Ab dem Frühjahr wird, zumindest in den deutsch- und polnischsprachigen Märkten, das neue News-Angebot Upday auf den Smartphones installiert sein. Eine englische und französische Version könnte dann auch schon bereit sein. Falls nicht, folgten diese Sprachen in kurzer Zeit. Wie genau Upday auf den Samsung-Handys vorinstalliert sein wird, stehe noch nicht fest, werde sich aber in den kommenden Wochen klären, erklärte Würtenberger. Tatsächlich scheinen sich die Springer-Manager große Hoffnungen zu machen, dass ihre Nachrichten-Plattform direkt auf dem ersten Screen aller frisch ausgelieferten Mobil-Telefone des Apple-Konkurrenten vorinstalliert sein wird.

Damit hätten die Berliner einen gigantischen Wettbewerbsvorteil gegenüber anderen Nachrichten-Apps, die aktiv in den jeweiligen App-Stores gesucht, geladen und möglicherweise auch bezahlt werden müssen.

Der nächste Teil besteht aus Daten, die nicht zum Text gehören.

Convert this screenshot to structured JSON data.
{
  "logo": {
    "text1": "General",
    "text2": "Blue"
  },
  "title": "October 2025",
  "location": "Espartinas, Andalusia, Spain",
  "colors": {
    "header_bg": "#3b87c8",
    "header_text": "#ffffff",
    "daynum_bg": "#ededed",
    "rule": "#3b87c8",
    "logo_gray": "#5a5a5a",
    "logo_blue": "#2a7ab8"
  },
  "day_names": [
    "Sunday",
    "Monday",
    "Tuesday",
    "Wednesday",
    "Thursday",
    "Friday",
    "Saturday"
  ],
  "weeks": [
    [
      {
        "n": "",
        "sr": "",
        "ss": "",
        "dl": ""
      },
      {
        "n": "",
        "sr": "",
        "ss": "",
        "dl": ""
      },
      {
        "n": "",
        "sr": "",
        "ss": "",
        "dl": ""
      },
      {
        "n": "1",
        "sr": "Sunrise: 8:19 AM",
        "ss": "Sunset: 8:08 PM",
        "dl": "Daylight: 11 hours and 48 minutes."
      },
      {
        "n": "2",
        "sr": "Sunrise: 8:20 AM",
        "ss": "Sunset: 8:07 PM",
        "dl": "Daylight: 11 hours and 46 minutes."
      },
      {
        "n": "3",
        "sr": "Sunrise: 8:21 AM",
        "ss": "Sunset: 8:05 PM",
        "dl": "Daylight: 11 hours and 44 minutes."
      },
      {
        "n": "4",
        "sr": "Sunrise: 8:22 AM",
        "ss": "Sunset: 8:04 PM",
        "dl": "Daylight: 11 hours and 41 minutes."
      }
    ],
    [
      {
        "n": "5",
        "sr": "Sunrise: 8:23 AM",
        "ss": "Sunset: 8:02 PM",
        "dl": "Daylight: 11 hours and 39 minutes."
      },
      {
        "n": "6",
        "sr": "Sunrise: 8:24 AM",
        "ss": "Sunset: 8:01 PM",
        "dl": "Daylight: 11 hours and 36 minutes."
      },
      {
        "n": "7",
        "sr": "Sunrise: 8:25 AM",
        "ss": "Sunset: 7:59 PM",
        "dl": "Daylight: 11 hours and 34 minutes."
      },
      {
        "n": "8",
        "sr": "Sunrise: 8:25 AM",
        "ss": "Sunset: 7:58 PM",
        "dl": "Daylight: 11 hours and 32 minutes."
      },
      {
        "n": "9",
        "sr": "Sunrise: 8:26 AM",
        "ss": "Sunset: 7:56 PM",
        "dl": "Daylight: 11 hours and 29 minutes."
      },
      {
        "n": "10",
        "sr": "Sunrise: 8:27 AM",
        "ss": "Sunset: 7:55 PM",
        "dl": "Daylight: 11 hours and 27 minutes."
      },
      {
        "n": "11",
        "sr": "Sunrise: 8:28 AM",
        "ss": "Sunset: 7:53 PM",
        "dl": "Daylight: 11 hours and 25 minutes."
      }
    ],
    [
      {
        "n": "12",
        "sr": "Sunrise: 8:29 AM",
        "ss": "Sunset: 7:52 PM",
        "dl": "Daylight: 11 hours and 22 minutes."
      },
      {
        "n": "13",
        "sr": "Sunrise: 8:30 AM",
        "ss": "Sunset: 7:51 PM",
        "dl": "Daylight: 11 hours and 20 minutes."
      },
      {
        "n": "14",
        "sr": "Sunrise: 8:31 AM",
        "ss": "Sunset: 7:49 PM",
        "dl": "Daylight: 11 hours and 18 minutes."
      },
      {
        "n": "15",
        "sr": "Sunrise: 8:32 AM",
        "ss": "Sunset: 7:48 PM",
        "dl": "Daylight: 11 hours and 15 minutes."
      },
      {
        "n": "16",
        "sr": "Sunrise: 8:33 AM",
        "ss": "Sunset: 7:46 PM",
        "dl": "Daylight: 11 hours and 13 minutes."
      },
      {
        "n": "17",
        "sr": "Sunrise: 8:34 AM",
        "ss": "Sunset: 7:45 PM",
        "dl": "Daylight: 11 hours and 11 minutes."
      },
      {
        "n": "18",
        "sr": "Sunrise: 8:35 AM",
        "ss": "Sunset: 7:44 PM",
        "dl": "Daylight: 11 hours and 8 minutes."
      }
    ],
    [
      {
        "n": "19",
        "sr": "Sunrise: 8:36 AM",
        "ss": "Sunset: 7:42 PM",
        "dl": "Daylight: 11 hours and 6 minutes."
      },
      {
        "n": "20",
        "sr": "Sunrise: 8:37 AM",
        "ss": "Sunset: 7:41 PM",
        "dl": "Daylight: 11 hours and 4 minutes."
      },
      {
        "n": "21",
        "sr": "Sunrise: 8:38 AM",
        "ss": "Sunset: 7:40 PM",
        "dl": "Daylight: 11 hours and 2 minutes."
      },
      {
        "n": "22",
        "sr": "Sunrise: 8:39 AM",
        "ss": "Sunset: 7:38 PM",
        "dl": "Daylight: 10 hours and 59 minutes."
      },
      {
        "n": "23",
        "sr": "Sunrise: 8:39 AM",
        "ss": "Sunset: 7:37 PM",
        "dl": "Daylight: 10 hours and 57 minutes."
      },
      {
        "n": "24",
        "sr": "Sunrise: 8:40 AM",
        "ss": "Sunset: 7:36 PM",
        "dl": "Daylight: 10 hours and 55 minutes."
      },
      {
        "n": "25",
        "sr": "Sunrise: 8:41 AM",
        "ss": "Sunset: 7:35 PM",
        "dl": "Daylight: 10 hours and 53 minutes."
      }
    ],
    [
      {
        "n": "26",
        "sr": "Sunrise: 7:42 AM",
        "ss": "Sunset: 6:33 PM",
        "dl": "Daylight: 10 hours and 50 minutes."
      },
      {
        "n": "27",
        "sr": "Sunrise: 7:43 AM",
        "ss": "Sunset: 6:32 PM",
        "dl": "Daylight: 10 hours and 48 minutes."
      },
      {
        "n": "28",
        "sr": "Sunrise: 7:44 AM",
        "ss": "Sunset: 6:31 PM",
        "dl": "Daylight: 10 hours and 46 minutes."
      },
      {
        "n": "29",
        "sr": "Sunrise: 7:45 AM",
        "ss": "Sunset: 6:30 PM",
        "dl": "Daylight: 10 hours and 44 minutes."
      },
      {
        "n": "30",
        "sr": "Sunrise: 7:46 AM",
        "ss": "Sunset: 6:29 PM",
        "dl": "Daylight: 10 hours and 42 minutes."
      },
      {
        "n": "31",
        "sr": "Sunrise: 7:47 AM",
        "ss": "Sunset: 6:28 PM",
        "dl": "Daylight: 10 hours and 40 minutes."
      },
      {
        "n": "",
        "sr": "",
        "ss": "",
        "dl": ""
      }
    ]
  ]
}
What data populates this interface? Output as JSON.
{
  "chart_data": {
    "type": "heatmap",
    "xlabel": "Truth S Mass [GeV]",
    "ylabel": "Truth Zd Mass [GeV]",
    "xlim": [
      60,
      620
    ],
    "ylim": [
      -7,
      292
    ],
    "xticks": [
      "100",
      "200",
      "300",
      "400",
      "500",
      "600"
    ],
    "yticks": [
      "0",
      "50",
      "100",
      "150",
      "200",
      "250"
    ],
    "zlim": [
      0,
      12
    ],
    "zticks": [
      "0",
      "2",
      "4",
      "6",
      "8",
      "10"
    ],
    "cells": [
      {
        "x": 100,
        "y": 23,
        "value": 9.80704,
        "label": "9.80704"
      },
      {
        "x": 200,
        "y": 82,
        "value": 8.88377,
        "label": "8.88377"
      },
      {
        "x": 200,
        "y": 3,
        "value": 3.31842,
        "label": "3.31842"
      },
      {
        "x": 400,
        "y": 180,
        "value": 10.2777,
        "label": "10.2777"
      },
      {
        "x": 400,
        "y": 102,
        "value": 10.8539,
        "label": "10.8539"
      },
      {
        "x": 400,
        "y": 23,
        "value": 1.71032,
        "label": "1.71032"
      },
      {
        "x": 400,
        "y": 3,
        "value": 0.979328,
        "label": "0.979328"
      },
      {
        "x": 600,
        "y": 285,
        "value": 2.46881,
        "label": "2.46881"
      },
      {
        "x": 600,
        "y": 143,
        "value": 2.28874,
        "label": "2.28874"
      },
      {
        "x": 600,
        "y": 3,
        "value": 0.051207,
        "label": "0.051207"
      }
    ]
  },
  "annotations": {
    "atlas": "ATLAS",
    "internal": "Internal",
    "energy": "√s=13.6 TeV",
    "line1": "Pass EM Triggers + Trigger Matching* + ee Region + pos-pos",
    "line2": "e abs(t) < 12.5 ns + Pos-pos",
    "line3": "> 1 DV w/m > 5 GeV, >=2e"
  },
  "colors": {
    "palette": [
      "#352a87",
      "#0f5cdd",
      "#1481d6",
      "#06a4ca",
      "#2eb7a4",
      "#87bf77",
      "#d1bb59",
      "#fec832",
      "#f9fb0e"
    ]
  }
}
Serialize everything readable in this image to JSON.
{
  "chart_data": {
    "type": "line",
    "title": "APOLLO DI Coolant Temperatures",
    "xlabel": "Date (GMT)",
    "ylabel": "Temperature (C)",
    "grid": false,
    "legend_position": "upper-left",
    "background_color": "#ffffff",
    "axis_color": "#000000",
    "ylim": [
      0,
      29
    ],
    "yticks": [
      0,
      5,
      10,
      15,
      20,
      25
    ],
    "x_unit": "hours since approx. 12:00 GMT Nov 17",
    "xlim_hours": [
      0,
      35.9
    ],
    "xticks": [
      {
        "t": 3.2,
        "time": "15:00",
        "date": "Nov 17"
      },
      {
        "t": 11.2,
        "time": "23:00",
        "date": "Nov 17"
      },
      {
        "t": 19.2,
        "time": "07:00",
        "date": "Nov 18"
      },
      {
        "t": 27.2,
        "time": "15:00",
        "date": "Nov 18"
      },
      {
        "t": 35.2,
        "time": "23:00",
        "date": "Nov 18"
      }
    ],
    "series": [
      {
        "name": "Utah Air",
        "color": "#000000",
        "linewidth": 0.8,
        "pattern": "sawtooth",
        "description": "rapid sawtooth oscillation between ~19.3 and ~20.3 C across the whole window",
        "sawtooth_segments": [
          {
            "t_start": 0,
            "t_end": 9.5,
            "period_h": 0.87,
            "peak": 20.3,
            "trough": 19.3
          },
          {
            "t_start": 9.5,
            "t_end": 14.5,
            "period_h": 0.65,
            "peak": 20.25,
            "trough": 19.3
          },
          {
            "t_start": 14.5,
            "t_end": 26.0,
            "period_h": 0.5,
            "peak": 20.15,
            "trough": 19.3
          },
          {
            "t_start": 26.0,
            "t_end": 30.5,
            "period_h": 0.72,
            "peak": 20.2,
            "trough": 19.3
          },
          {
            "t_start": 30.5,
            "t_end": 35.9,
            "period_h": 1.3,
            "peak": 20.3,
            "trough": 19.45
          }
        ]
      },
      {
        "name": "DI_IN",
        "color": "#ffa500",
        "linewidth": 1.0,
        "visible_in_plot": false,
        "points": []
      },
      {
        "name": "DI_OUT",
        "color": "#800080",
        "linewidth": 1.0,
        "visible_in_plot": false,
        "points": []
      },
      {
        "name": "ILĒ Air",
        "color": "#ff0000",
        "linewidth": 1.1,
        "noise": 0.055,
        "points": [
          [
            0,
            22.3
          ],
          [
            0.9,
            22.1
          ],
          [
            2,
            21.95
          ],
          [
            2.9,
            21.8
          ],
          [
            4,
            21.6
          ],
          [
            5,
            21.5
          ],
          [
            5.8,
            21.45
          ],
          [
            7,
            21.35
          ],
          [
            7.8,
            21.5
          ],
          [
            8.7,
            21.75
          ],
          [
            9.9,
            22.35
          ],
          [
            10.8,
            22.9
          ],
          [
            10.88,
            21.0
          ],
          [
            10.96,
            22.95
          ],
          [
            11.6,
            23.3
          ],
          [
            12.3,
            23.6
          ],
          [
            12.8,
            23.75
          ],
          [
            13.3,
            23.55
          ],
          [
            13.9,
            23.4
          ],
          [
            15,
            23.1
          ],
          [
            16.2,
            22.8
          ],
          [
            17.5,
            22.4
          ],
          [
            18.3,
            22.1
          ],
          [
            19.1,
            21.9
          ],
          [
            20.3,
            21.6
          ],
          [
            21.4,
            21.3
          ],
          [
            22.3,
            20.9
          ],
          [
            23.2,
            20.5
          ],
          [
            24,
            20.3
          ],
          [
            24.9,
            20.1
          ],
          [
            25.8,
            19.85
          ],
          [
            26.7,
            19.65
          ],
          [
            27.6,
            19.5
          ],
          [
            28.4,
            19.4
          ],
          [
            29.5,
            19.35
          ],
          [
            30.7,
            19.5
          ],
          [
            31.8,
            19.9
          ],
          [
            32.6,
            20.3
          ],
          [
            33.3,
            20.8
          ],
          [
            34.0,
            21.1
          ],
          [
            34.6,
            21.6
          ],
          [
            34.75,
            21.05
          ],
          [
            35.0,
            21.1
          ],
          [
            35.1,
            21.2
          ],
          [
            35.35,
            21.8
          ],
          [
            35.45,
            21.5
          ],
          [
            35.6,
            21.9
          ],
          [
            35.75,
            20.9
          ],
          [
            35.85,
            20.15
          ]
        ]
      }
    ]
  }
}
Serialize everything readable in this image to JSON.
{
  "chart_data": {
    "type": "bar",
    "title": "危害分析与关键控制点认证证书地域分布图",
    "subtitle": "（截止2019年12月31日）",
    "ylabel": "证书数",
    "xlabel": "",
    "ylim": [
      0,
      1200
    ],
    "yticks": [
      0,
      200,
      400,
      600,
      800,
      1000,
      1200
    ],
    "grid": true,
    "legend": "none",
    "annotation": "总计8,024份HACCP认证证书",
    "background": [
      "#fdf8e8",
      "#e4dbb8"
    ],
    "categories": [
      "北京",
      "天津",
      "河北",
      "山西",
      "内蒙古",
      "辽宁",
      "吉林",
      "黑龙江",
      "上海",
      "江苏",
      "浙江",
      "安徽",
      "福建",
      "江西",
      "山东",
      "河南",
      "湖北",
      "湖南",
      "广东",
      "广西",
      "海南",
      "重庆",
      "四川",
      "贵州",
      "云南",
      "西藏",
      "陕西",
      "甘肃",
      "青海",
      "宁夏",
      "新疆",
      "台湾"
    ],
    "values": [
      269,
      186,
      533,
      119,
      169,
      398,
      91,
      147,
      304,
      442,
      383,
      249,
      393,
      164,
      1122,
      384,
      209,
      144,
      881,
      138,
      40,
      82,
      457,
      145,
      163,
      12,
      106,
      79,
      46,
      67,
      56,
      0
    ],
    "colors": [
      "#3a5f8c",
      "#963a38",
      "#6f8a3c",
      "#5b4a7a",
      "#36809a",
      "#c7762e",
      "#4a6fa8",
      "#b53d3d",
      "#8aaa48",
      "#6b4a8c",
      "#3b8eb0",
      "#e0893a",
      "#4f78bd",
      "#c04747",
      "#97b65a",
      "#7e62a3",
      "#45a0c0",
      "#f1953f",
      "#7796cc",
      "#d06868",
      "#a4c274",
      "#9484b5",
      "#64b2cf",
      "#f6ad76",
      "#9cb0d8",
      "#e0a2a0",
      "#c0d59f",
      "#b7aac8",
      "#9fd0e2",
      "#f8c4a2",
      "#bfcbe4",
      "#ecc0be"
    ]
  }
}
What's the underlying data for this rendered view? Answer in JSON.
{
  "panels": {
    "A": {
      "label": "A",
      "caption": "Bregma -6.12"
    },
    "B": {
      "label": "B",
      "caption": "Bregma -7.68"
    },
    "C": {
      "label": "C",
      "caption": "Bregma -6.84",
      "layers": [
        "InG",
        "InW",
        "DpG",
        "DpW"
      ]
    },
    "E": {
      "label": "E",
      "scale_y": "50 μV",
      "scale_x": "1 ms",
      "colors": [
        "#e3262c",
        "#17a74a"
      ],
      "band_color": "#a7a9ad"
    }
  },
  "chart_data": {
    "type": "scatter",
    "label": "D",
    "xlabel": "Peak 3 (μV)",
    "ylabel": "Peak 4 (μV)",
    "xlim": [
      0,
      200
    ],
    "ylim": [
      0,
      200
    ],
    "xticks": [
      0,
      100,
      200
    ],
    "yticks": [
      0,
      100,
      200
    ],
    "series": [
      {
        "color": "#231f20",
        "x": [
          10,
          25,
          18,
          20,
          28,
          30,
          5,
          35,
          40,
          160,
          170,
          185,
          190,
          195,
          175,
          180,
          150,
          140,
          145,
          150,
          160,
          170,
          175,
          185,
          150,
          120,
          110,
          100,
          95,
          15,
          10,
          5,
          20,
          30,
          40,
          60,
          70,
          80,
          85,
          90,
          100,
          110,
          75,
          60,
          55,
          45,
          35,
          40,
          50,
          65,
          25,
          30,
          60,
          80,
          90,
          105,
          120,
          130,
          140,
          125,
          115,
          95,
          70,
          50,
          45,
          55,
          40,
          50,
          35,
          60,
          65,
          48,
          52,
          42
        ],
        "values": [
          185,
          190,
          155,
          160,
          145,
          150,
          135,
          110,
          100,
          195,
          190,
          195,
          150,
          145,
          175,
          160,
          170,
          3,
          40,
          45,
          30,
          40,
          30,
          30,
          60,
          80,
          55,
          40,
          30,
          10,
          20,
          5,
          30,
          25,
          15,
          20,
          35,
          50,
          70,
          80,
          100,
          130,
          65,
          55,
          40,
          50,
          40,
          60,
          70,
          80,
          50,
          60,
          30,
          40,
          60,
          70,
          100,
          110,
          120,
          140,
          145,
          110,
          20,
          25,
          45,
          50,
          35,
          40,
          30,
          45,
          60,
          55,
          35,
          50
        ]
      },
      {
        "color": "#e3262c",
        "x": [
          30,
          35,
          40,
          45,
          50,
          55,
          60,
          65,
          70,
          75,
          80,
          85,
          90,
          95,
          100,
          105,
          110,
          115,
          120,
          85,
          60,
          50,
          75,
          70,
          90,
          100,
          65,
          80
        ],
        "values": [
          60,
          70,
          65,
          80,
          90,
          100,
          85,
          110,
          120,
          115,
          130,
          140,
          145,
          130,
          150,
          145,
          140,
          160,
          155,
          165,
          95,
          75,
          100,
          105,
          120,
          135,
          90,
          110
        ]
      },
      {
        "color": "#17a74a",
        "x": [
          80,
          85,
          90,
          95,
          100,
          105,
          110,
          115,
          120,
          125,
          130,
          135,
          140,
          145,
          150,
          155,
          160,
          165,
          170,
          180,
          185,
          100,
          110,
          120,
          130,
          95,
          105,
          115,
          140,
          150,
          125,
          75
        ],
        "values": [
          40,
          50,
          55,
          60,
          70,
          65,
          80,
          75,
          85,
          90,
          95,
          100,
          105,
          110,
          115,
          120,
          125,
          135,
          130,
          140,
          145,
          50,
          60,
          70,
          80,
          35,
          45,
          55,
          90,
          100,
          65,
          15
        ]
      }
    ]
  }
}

Würtenberger und Peters, der gerade erst seine Abschiedsfeier bei der Welt hinter sich gebracht hatte, erklärte nun das Konzept von Upday. Die Grundidee: Die App soll alle relevanten Nachrichten aus einer Hand liefern. Dafür greift Upday auf rund 250 Quellen pro Land zurück und spielt diese entweder mittels eines Algorithmus aus oder bietet einen von Hand kuratierten Überblick über die wichtigsten Nachrichten.

Für letzteres baut Peters gerade eine Redaktion von sechs bis neun ausgebildeten Journalisten auf. Ihr Job besteht aus zwei Teilen. Zum einen das Finden und Bewerten der wichtigsten Nachrichten und zum anderen die verlinkten Stücke der Partner prägnant zusammenzufassen.

Bevor die Berliner auf einen Artikel eines Partners extern verlinken, teasern sie die entsprechenden Stücke zuerst an. Dazu setzen sie auf ein Kartenlayout, das offensichtlich von der US-Plattform Vox inspiriert wurde. Pro Karte gibt es eine Story. Die Leser scrollen sich dann nicht mehr durch das Gesamtangebot, sondern sie swipen.

Nur mit einem Wisch navigieren die Leser also durch die einzelnen Karten. Zum Start ist die gesamte Nutzung kostenlos. Finanzieren soll sich Upday über Werbung. Auch hier verspricht das Kartensystem einen strategischen Vorteil, weil sich jeweils eine komplette Karte vermarkten lässt. Das garantiert – zumindest für Dauer eines Lidschlages – die ungeteilte Aufmerksamkeit der Leser, ohne dass Ad-Blocker eine Chance hätte, das Ausspielen der Werbung zu verhindern.

Aber auch die Content-Partner können laut Peters gleich doppelt von Upday profitieren. Sie erhalten zusätzlichen Traffic und werden von Springer nach den Regeln des Leistungsschutzrechtes für jeden Link bezahlt.

Wie es sich für ein anständiges Entwicklungsprojekt gehört, träumen die Macher schon heute von den nächsten Ausbaustufen. So ist die Einführung von Paid-Content-Diensten ebenso denkbar, wie eine Ausweitung von Upday über die Grenzen Europas hinweg.